The model produced 66% accuracy on the testing data, a solid improvement over the previous model. But the interesting result appeared when we separated our predictions for videos watched on the same day versus different days. The graph says it best:
For video views more than a day apart, the accuracy dropped dramatically. This result is not entirely surprising - most of Khan Academy’s content is organized into tutorials: short sequences of related videos and/or exercises.
Since the videos in a tutorial are related, students will often watch them in a row. Thus, if a student watched “Evaluating an algebraic expression in a word problem”, it is likely that they will watch “Evaluating an algebraic expression with exponents” on the same day. However, when a student finishes a tutorial or takes several days between watching videos, there are many different places they could go next. Our data showed that the variance in these cases was too large to be captured by the direct transitions.

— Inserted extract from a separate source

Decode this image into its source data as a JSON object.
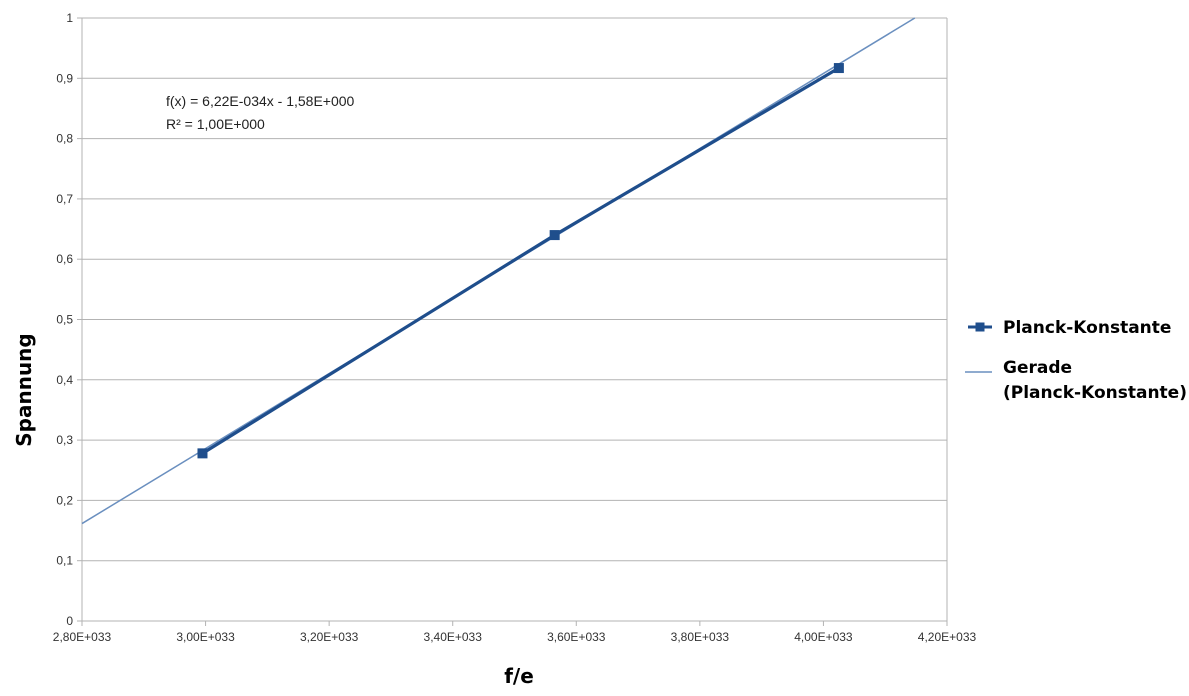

Model 3: “All-pairs” Markov Chains
Although the direct transitions failed to capture the longer-term viewing patterns, we speculated that these trends may still be present in the data. To explore this idea, we expanded the model to capture all forward transitions for users. If a user watched Video A, then B, then C, we would capture not only the transitions A to B and B to C, but also A to C. The rest of the set-up remained the same. Our accuracy with this model was 62%, a drop from the previous attempt. We suspected that this happened because the additional pairs added noise to previously clear transitions.

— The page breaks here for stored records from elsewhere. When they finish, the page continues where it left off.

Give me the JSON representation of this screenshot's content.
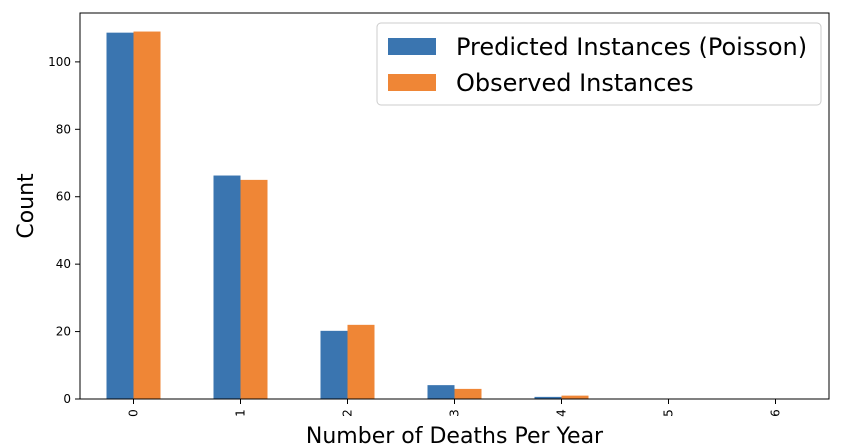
{
  "chart_data": {
    "type": "bar",
    "categories": [
      "0",
      "1",
      "2",
      "3",
      "4",
      "5",
      "6"
    ],
    "series": [
      {
        "name": "Predicted Instances (Poisson)",
        "color": "#3a75b0",
        "values": [
          108.67,
          66.29,
          20.22,
          4.11,
          0.63,
          0.08,
          0.01
        ]
      },
      {
        "name": "Observed Instances",
        "color": "#ef8636",
        "values": [
          109,
          65,
          22,
          3,
          1,
          0,
          0
        ]
      }
    ],
    "xlabel": "Number of Deaths Per Year",
    "ylabel": "Count",
    "ylim": [
      0,
      114.5
    ],
    "yticks": [
      0,
      20,
      40,
      60,
      80,
      100
    ],
    "grid": false,
    "legend_position": "top-right"
  }
}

Model 4: Markov Model + Time
To find a middle ground between the two previous models, we wanted to incorporate days between video views directly into the model. This dimension would potentially allow us to distinguish between short-term and long-term viewing trends. Unfortunately, in the span of the hackathon, we were not able to fully develop this last model, but in the future it can provide promising results.
Final Models, Results and Thoughts
For the final model, we combined the simple Markov Model (model 2) and the “all-pairs” Markov Model (model 3) with a basic voting scheme, resulting in a 64% accuracy. Although this approach did not account for specific time differences between video views in the prediction, it captured the general order videos were watched in. We decided to combine the two models, instead of just using model 2, because we wanted to keep some of the information about longer term viewing patterns. This decision was motivated by an important insight:
“A good prediction does not a good recommendation make…sometimes.” -Yoda on recommendation systems
Recommendations can serve two main purposes “re-engagement” and “discovery”. Re-engagement means encouraging users to continue using Khan Academy in their learning process; discovery means showing users new content they may be interested in. Increasing the accuracy of predictions can help accomplish the first goal, because it shows how well we capture established trends in the learning process. However, when it comes to discovery, relying on prediction accuracy can fail because discovery is about what could happen, not what already did happen. By incorporating model 3, we started to incorporate this dimension. But in order to fully understand this dimension, we will need to find metrics that capture how student behavior changes with recommendations.
With our recommendation model, we were able to give pretty good answers to the established question: Given the last video a user watched, what video will they want to watch next? and gained a few insights for future models.